Third-party cookies are also the ones being completely phased out by Google this year.
The Shift to Cookieless Advertising
There’s one primary reason why the cookie has overstayed its welcome for most consumers: privacy.
As regulatory measures and mandates including GDPR and the California Consumer Privacy Act have gone into effect in recent years, there’s been growing scrutiny around the collection and safeguarding of user data collected by cookies.
Increased awareness and demand for consumer privacy coupled with restrictions on cookie usage have led some advertisers to leave the cookies in the jar altogether, even before Google’s deprecation announcement. In turn, the move toward cookieless advertising has been a long time coming.
With browsers blocking third-party cookies left and right, and consumers more frequently opting out of sharing their online data, the complete deprecation of cookies is less of a cataclysmic shift and more of an opportunity for forward-looking advertisers to capitalize upon as the digital advertising landscape continues to evolve.

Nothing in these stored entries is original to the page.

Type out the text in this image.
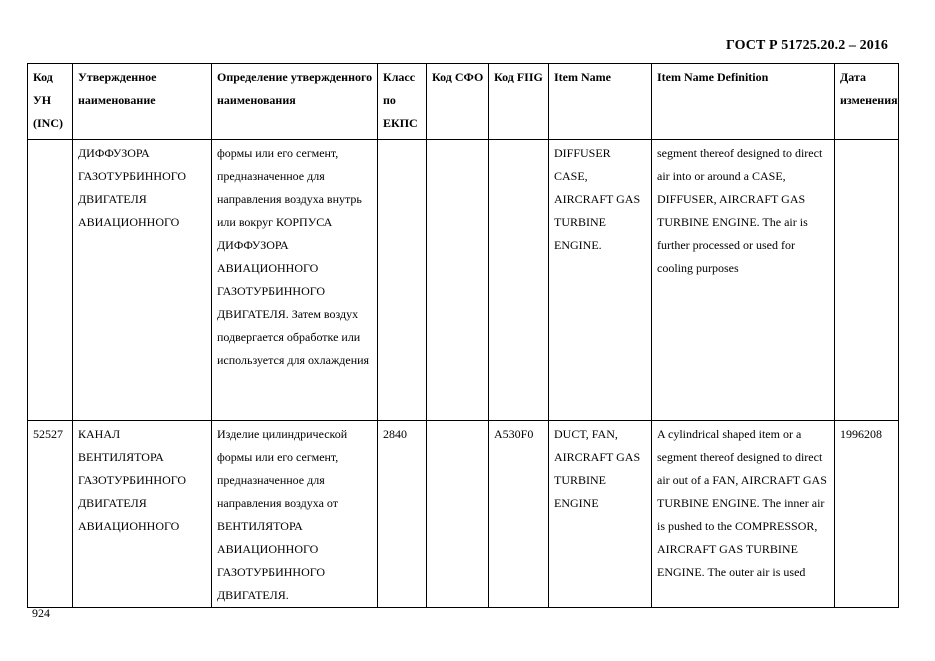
ГОСТ Р 51725.20.2 – 2016
Код УН (INC)	Утвержденное наименование	Определение утвержденного наименования	Класс по ЕКПС	Код СФО	Код FIIG	Item Name	Item Name Definition	Дата изменения
	ДИФФУЗОРА ГАЗОТУРБИННОГО ДВИГАТЕЛЯ АВИАЦИОННОГО	формы или его сегмент, предназначенное для направления воздуха внутрь или вокруг КОРПУСА ДИФФУЗОРА АВИАЦИОННОГО ГАЗОТУРБИННОГО ДВИГАТЕЛЯ. Затем воздух подвергается обработке или используется для охлаждения				DIFFUSER CASE, AIRCRAFT GAS TURBINE ENGINE.	segment thereof designed to direct air into or around a CASE, DIFFUSER, AIRCRAFT GAS TURBINE ENGINE. The air is further processed or used for cooling purposes	
52527	КАНАЛ ВЕНТИЛЯТОРА ГАЗОТУРБИННОГО ДВИГАТЕЛЯ АВИАЦИОННОГО	Изделие цилиндрической формы или его сегмент, предназначенное для направления воздуха от ВЕНТИЛЯТОРА АВИАЦИОННОГО ГАЗОТУРБИННОГО ДВИГАТЕЛЯ.	2840		A530F0	DUCT, FAN, AIRCRAFT GAS TURBINE ENGINE	A cylindrical shaped item or a segment thereof designed to direct air out of a FAN, AIRCRAFT GAS TURBINE ENGINE. The inner air is pushed to the COMPRESSOR, AIRCRAFT GAS TURBINE ENGINE. The outer air is used	1996208
924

Why Advertisers Should Embrace a Cookieless Future
It can be hard to give up a seemingly good thing. That’s certainly true for cookies. In a 2021 survey, just over half of marketers doubled down on the importance of cookies while only 10% waved them off as “unimportant.”

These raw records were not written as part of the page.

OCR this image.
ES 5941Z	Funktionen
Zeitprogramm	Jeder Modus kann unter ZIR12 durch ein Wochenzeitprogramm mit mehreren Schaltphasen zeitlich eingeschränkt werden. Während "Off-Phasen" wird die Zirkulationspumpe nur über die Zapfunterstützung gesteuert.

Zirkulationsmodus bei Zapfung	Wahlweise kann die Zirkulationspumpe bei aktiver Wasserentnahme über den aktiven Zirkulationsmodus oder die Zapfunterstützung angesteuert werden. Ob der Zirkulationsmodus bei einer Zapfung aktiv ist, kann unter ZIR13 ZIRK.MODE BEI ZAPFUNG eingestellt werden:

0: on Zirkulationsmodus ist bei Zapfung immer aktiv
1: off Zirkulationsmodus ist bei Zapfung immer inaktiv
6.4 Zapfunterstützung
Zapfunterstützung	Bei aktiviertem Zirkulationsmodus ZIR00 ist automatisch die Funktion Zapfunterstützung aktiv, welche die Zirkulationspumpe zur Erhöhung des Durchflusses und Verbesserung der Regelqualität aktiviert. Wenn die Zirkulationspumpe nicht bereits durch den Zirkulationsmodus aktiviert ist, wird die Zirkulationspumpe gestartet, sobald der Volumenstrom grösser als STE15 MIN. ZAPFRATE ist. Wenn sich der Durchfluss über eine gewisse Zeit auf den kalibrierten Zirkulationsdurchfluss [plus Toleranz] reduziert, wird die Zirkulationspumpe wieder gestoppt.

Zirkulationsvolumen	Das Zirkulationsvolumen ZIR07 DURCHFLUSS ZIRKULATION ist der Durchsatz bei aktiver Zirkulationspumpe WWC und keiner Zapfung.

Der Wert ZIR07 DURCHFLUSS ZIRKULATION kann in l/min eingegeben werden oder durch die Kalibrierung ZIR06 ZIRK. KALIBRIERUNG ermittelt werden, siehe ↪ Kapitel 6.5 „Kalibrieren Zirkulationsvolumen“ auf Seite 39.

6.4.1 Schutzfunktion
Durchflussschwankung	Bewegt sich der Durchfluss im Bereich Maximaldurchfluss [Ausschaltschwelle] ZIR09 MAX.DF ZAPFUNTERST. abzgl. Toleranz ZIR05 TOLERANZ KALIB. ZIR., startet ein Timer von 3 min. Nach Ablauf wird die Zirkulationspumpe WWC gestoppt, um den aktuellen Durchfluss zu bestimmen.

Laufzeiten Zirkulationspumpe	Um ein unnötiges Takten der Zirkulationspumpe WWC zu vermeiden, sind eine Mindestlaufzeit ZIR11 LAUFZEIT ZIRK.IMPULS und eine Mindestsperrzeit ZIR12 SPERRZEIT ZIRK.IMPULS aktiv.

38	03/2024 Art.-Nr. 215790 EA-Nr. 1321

Now’s the time for those roughly 50% of marketers to look beyond the limited utility of cookies and into better alternatives — partly because it’s the smart thing to do strategically and partly because by the end of this year, they’ll basically have no other choice.

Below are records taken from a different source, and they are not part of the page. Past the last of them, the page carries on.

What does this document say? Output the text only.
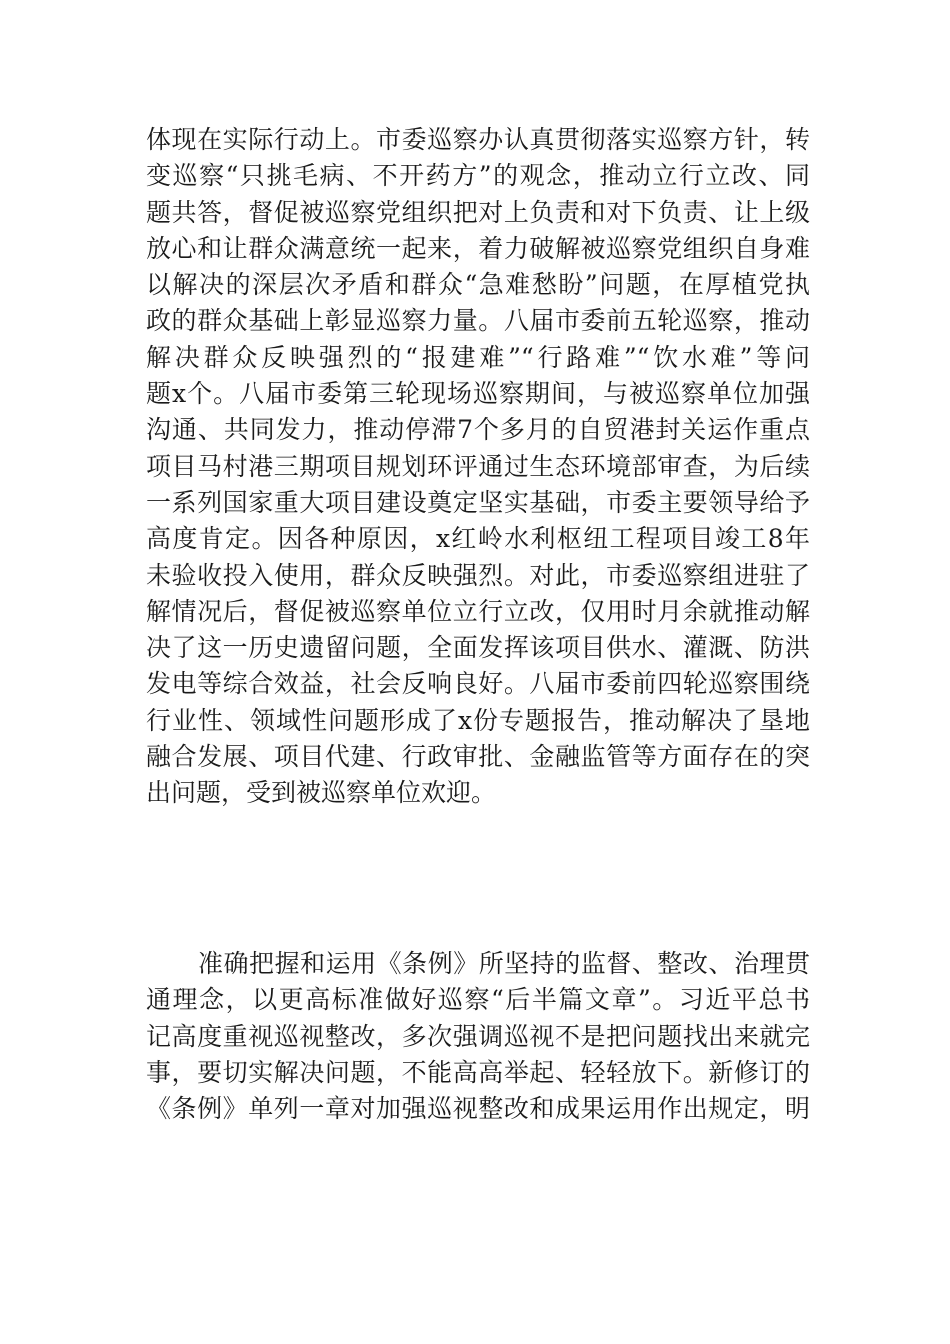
体现在实际行动上。市委巡察办认真贯彻落实巡察方针，转
变巡察“只挑毛病、不开药方”的观念，推动立行立改、同
题共答，督促被巡察党组织把对上负责和对下负责、让上级
放心和让群众满意统一起来，着力破解被巡察党组织自身难
以解决的深层次矛盾和群众“急难愁盼”问题，在厚植党执
政的群众基础上彰显巡察力量。八届市委前五轮巡察，推动
解决群众反映强烈的“报建难”“行路难”“饮水难”等问
题x个。八届市委第三轮现场巡察期间，与被巡察单位加强
沟通、共同发力，推动停滞7个多月的自贸港封关运作重点
项目马村港三期项目规划环评通过生态环境部审查，为后续
一系列国家重大项目建设奠定坚实基础，市委主要领导给予
高度肯定。因各种原因，x红岭水利枢纽工程项目竣工8年
未验收投入使用，群众反映强烈。对此，市委巡察组进驻了
解情况后，督促被巡察单位立行立改，仅用时月余就推动解
决了这一历史遗留问题，全面发挥该项目供水、灌溉、防洪
发电等综合效益，社会反响良好。八届市委前四轮巡察围绕
行业性、领域性问题形成了x份专题报告，推动解决了垦地
融合发展、项目代建、行政审批、金融监管等方面存在的突
出问题，受到被巡察单位欢迎。
准确把握和运用《条例》所坚持的监督、整改、治理贯
通理念，以更高标准做好巡察“后半篇文章”。习近平总书
记高度重视巡视整改，多次强调巡视不是把问题找出来就完
事，要切实解决问题，不能高高举起、轻轻放下。新修订的
《条例》单列一章对加强巡视整改和成果运用作出规定，明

Cookieless advertising represents a gateway to innovation. It will compel businesses to pursue more sophisticated means of understanding and connecting with their customers, building more authentic, longer-term relationships in the process that produce greater lifetime value for brands.
This cookieless approach will take work, but the end result will unlock new avenues for growth and engagement that will fundamentally reshape how brands and consumers interact online.
Let’s take a look at how harnessing consumer intent, rather than cookies, can help brands stay ahead of the curve by refocusing on what customers actually want at specific moments in time, rather than what they may have wanted in the past.
From Cookies to Consumer Intent
The greatest weapon advertisers have in their arsenal in the wake of cookie deprecation is consumer intent. We might argue that intent has always been superior to cookies, because understanding and being able to shape intent creates a more ideal consumer experience.
Targeting ads based on the real-time, expressed intent of consumers empowers advertisers to deliver more relevant content to them in relation to what they’re consuming or looking for at that given moment.
As consumer behavior continues to evolve rapidly, understanding their intent will become paramount. Moving away from cookies, advertisers should integrate the four intent types into their strategy to make online shopping and search more relevant and frictionless.
- Open Intent: Inspire consumers with every new open of an app, browser, or device session—all before a single keyword is typed.
- Category Intent: Influence purchases with targeted ads as shoppers indicate the reason for their search.
- Product Intent: Deliver the most relevant match when shoppers search for your products.
- Brand Intent: Win the search journey for your brand as soon as interest is expressed.
By recentering the customer and their needs to the very center of your advertising strategy through intent, cookieless advertising becomes less of a forced shift and more of a savvy digital advertising approach that produces greater engagement, conversions, and lifetime value.
So, fear not advertisers! Though cookies may be heading into that eternal oven in the sky, a more fulfilling treat in the form of consumer intent is available to ensure that your advertising strategy in 2024 and beyond is perfectly baked.